Over recent months, we have held back from providing updates on the continued delay in announcement of the lease accounting rule changes. However, this week, the long-awaited announcement finally emerged!
The International Accounting Standards Boards have now issued a new accounting Standard – IFRS 16 Leases. It replaces accounting requirements introduced more than 30 years ago that are no longer considered fit for purpose and is a major revision of the way in which companies account for leases.
Listed companies using IFRS Standards or US GAAP are estimated to have around US$3.3 trillion of lease commitments; over 85 per cent of which do not appear on their balance sheets. That is because leases to date have been categorised as either ‘finance leases’ (which are reported on the balance sheet) or ‘operating leases’ (which are disclosed only in the notes to the financial statements).

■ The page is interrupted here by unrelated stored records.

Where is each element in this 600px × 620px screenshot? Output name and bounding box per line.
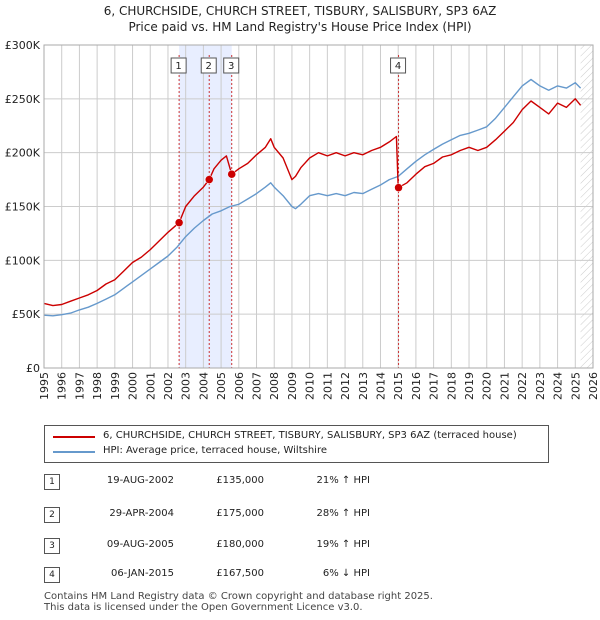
x-tick-label: 2008: [268, 372, 281, 400]
x-tick-label: 1998: [91, 372, 104, 400]
x-tick-label: 2002: [162, 372, 175, 400]
transaction-price: £135,000: [216, 475, 264, 486]
transaction-number: 1: [44, 474, 60, 490]
sale-marker-number: 4: [395, 61, 401, 72]
sale-marker-number: 2: [206, 61, 212, 72]
x-tick-label: 2005: [215, 372, 228, 400]
sale-marker-box: [390, 57, 407, 74]
footer-license: This data is licensed under the Open Gov…: [44, 602, 363, 613]
y-tick-label: £200K: [5, 147, 41, 160]
x-tick-label: 2026: [587, 372, 600, 400]
transaction-number: 4: [44, 567, 60, 583]
y-tick-label: £50K: [12, 308, 41, 321]
transaction-hpi-diff: 28% ↑ HPI: [316, 508, 370, 519]
sale-point: [204, 175, 214, 184]
y-tick-label: £150K: [5, 201, 41, 214]
x-tick-label: 2012: [339, 372, 352, 400]
sale-point: [394, 183, 403, 192]
transaction-date: 19-AUG-2002: [106, 475, 174, 486]
x-tick-label: 1997: [73, 372, 86, 400]
x-tick-label: 1996: [56, 372, 69, 400]
x-tick-label: 2001: [144, 372, 157, 400]
x-tick-label: 2016: [410, 372, 423, 400]
x-tick-label: 2010: [304, 372, 317, 400]
transaction-number: 3: [44, 538, 60, 554]
x-tick-label: 2023: [534, 372, 547, 400]
x-tick-label: 2013: [357, 372, 370, 400]
property-series-line: [43, 98, 582, 307]
x-tick-label: 2018: [445, 372, 458, 400]
transaction-price: £180,000: [216, 539, 264, 550]
chart-title-line-1: 6, CHURCHSIDE, CHURCH STREET, TISBURY, S…: [103, 4, 497, 18]
transaction-number: 2: [44, 507, 60, 523]
sale-marker-box: [200, 57, 217, 74]
y-tick-label: £100K: [5, 254, 41, 267]
x-tick-label: 1995: [38, 372, 51, 400]
x-tick-label: 2003: [180, 372, 193, 400]
transaction-price: £167,500: [216, 568, 264, 579]
sale-marker-number: 3: [228, 61, 234, 72]
sale-marker-box: [170, 57, 187, 74]
sale-marker-box: [223, 57, 240, 74]
sale-point: [227, 169, 236, 179]
legend-swatch-property: [53, 436, 95, 438]
footer-copyright: Contains HM Land Registry data © Crown c…: [44, 591, 433, 602]
legend-label-property: 6, CHURCHSIDE, CHURCH STREET, TISBURY, S…: [103, 430, 517, 441]
chart-title-line-2: Price paid vs. HM Land Registry's House …: [128, 20, 472, 34]
price-chart: £0 £50K £100K £150K £200K £250K £300K 1995 1996 1…: [5, 39, 600, 400]
x-tick-label: 2007: [251, 372, 264, 400]
x-tick-label: 2017: [428, 372, 441, 400]
transaction-hpi-diff: 6% ↓ HPI: [322, 568, 370, 579]
x-tick-label: 2011: [321, 372, 334, 400]
x-tick-label: 2009: [286, 372, 299, 400]
transaction-hpi-diff: 19% ↑ HPI: [316, 539, 370, 550]
x-tick-label: 2004: [197, 372, 210, 400]
sale-marker-number: 1: [175, 61, 181, 72]
x-tick-label: 1999: [109, 372, 122, 400]
x-tick-label: 2021: [498, 372, 511, 400]
transaction-date: 29-APR-2004: [109, 508, 174, 519]
transaction-price: £175,000: [216, 508, 264, 519]
x-tick-label: 2014: [374, 372, 387, 400]
legend-swatch-hpi: [53, 451, 95, 453]
x-tick-label: 2015: [392, 372, 405, 400]
x-tick-label: 2020: [481, 372, 494, 400]
plot-area-border: [43, 44, 594, 369]
y-tick-label: £0: [26, 362, 40, 375]
sale-point: [174, 218, 184, 227]
legend-label-hpi: HPI: Average price, terraced house, Wilt…: [103, 445, 327, 456]
x-tick-label: 2025: [569, 372, 582, 400]
hpi-series-line: [43, 78, 582, 317]
x-tick-label: 2019: [463, 372, 476, 400]
transaction-date: 06-JAN-2015: [110, 568, 174, 579]
x-tick-label: 2000: [127, 372, 140, 400]
y-tick-label: £250K: [5, 93, 41, 106]
x-tick-label: 2022: [516, 372, 529, 400]
transaction-date: 09-AUG-2005: [106, 539, 174, 550]
legend: 6, CHURCHSIDE, CHURCH STREET, TISBURY, S…: [44, 425, 549, 463]
x-tick-label: 2006: [233, 372, 246, 400]
y-tick-label: £300K: [5, 39, 41, 52]
x-tick-label: 2024: [552, 372, 565, 400]
transaction-hpi-diff: 21% ↑ HPI: [316, 475, 370, 486]
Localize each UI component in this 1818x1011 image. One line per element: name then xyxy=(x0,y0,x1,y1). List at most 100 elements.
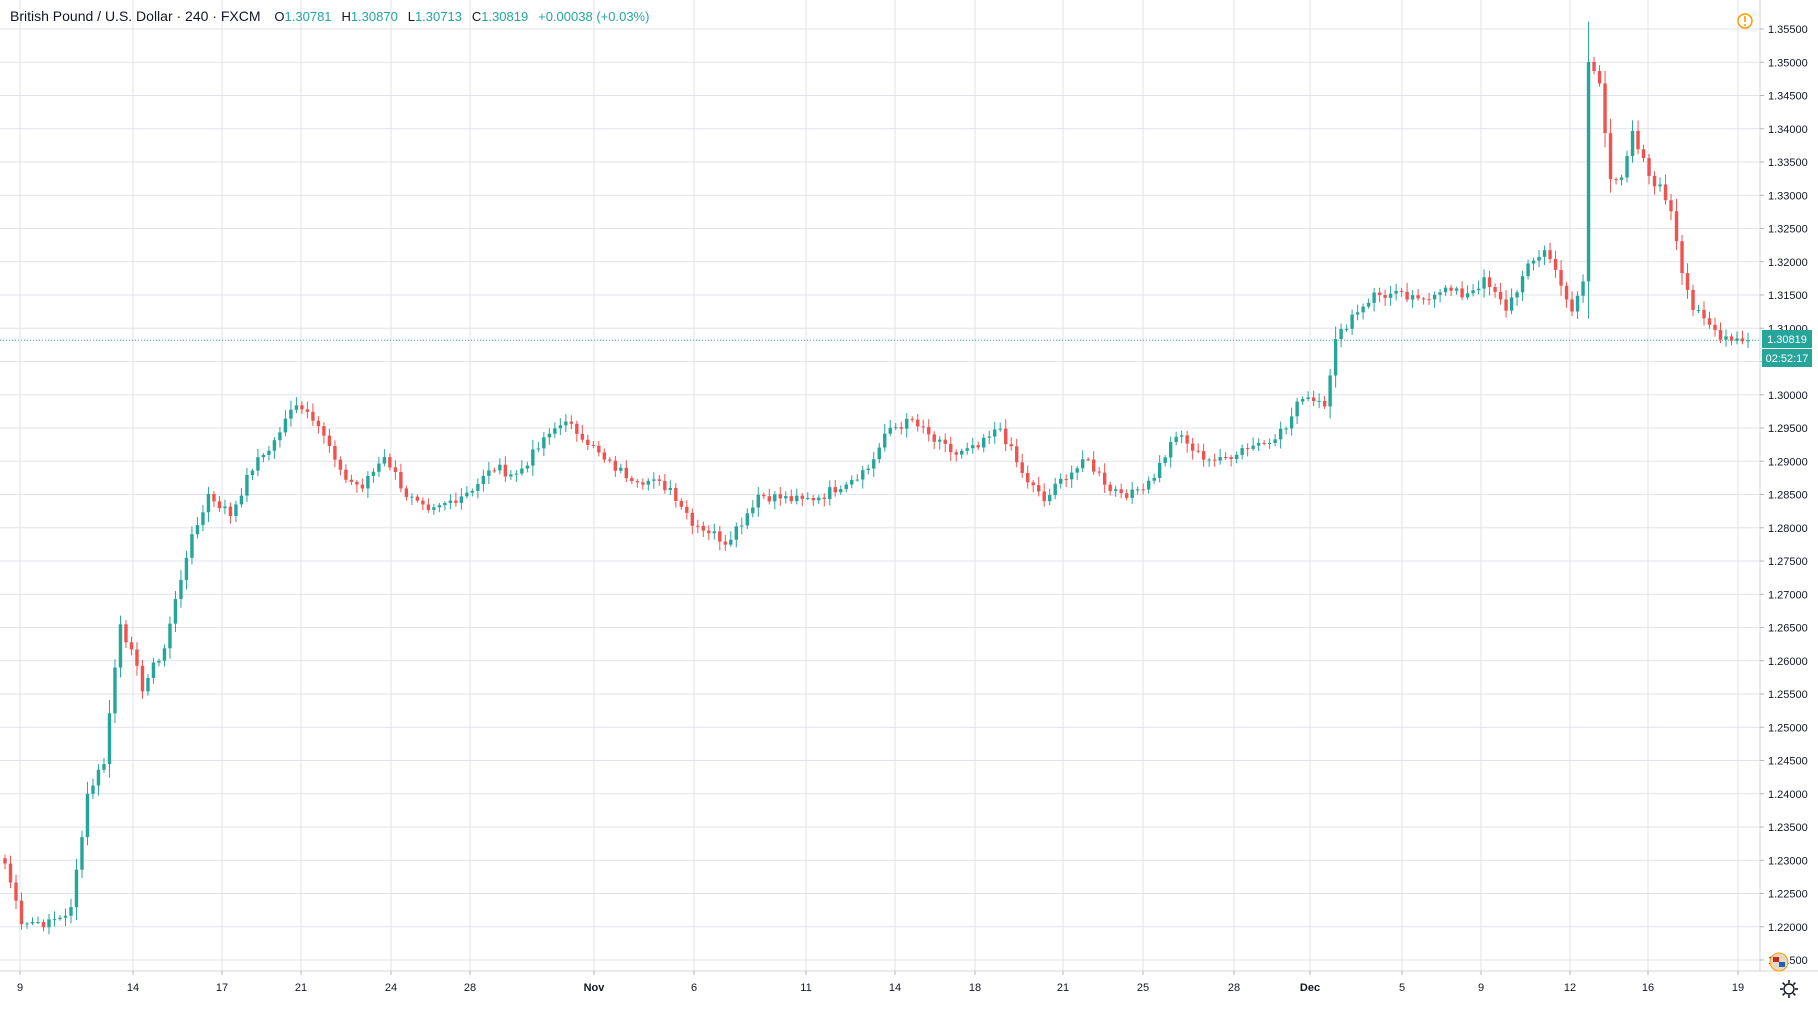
candle xyxy=(470,488,475,497)
candle xyxy=(316,416,321,434)
candle xyxy=(1707,311,1712,329)
candle xyxy=(1124,489,1129,501)
candle xyxy=(905,413,909,438)
candle xyxy=(1394,283,1398,301)
candle xyxy=(1663,174,1668,205)
candle xyxy=(1004,419,1008,452)
candle xyxy=(1284,426,1288,435)
candle xyxy=(1482,269,1486,298)
candle xyxy=(1339,323,1343,348)
candle xyxy=(162,644,167,667)
candle xyxy=(1427,292,1431,305)
y-tick-label: 1.29000 xyxy=(1768,456,1808,468)
candle xyxy=(63,908,68,926)
candle xyxy=(1460,281,1464,301)
x-tick-label: 21 xyxy=(1057,982,1069,994)
candle xyxy=(91,778,95,799)
y-tick-label: 1.23000 xyxy=(1768,855,1808,867)
candle xyxy=(52,911,57,927)
candle xyxy=(817,495,821,505)
candle xyxy=(305,401,310,419)
candle xyxy=(1471,284,1475,297)
symbol-legend[interactable]: British Pound / U.S. Dollar · 240 · FXCM… xyxy=(10,8,649,24)
last-price-label: 1.30819 xyxy=(1767,334,1807,346)
candle xyxy=(998,422,1002,432)
candle xyxy=(74,858,79,921)
candle xyxy=(806,492,810,501)
candle xyxy=(855,474,859,482)
candle xyxy=(569,415,574,430)
candle xyxy=(1586,21,1591,319)
candle xyxy=(1245,443,1250,457)
candle xyxy=(135,642,139,676)
bar-countdown-label: 02:52:17 xyxy=(1766,353,1809,365)
y-tick-label: 1.24500 xyxy=(1768,756,1808,768)
candle xyxy=(1086,457,1090,462)
candle xyxy=(3,854,7,870)
candle xyxy=(157,658,161,667)
y-tick-label: 1.35500 xyxy=(1768,24,1808,36)
candle xyxy=(509,470,513,480)
candle xyxy=(1592,56,1596,75)
candle xyxy=(641,478,645,490)
candle xyxy=(382,449,387,467)
candle xyxy=(1075,466,1079,481)
candle xyxy=(294,397,299,414)
candle xyxy=(1559,260,1563,296)
candle xyxy=(1361,303,1365,320)
candle xyxy=(96,764,101,796)
candle xyxy=(1509,288,1514,315)
x-tick-label: Nov xyxy=(584,982,606,994)
candle xyxy=(646,478,651,491)
time-axis[interactable]: 9 14 17 21 24 28 Nov 6 11 14 18 21 25 28 Dec 5 9 12 16 19 xyxy=(17,971,1744,994)
x-tick-label: 14 xyxy=(889,982,901,994)
candle xyxy=(234,500,238,523)
price-axis[interactable]: 1.215001.220001.225001.230001.235001.240… xyxy=(1760,24,1808,967)
y-tick-label: 1.35000 xyxy=(1768,57,1808,69)
candle xyxy=(916,413,920,432)
candle xyxy=(173,590,178,633)
candle xyxy=(751,500,755,518)
candle xyxy=(811,494,815,507)
x-tick-label: 24 xyxy=(385,982,397,994)
candle xyxy=(1625,150,1629,183)
candle xyxy=(971,437,975,454)
candle xyxy=(1306,391,1310,402)
candle xyxy=(1262,439,1266,446)
candle xyxy=(1069,465,1074,488)
alert-icon[interactable] xyxy=(1737,13,1753,29)
y-tick-label: 1.28000 xyxy=(1768,523,1808,535)
candle xyxy=(195,517,200,539)
candle xyxy=(1405,282,1409,303)
x-tick-label: 19 xyxy=(1732,982,1744,994)
candle xyxy=(338,456,343,476)
candle xyxy=(575,420,579,442)
y-tick-label: 1.30000 xyxy=(1768,390,1808,402)
candle xyxy=(1630,120,1635,163)
candle xyxy=(822,493,826,507)
candle xyxy=(1597,65,1602,87)
gear-icon[interactable] xyxy=(1780,980,1798,998)
candle xyxy=(800,493,804,507)
candle xyxy=(1608,118,1613,193)
x-tick-label: 9 xyxy=(17,982,23,994)
candle xyxy=(1636,120,1640,155)
candle xyxy=(1476,280,1481,295)
candle xyxy=(696,519,700,534)
candle xyxy=(1344,324,1349,332)
candle xyxy=(1735,331,1739,345)
candle xyxy=(773,491,777,510)
candle xyxy=(151,657,156,684)
candle xyxy=(1251,437,1255,451)
candle xyxy=(1273,434,1277,447)
candle xyxy=(833,479,837,497)
candle xyxy=(712,523,717,540)
candle xyxy=(256,448,260,477)
symbol-title[interactable]: British Pound / U.S. Dollar · 240 · FXCM xyxy=(10,8,261,24)
x-tick-label: 9 xyxy=(1478,982,1484,994)
candle xyxy=(734,522,738,548)
candle xyxy=(861,465,865,489)
candle xyxy=(872,452,876,478)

This somewhat arbitrary distinction made it difficult for investors to compare companies.It also meant that investors and others had to estimate the effects of a company’s off balance sheet lease obligations, which in practice often led to overestimating the liabilities arising from those obligations. IFRS 16 solves this problem by requiring all leases to be reported on a company’s balance sheet as assets and liabilities.
Hans Hoogervorst, IASB Chairman, commented:
These new accounting requirements bring lease accounting into the 21st century, ending the guesswork involved when calculating a company’s often-substantial lease obligations.
The new Standard will provide much-needed transparency on companies’ lease assets and liabilities, meaning that off balance sheet lease financing is no longer lurking in the shadows. It will also improve comparability between companies that lease and those that borrow to buy.
The new Leases Standard has been subjected to multiple rounds of public consultation and extensive Board-level deliberation, all of which has been conducted in public and webcast.
The IASB has also worked in close collaboration with the US Financial Accounting Standards Board (FASB) on the development of the new Standard. The two Boards are aligned on the central issue of bringing leases onto balance sheets, and on the definition of a lease and how lease liabilities should be measured.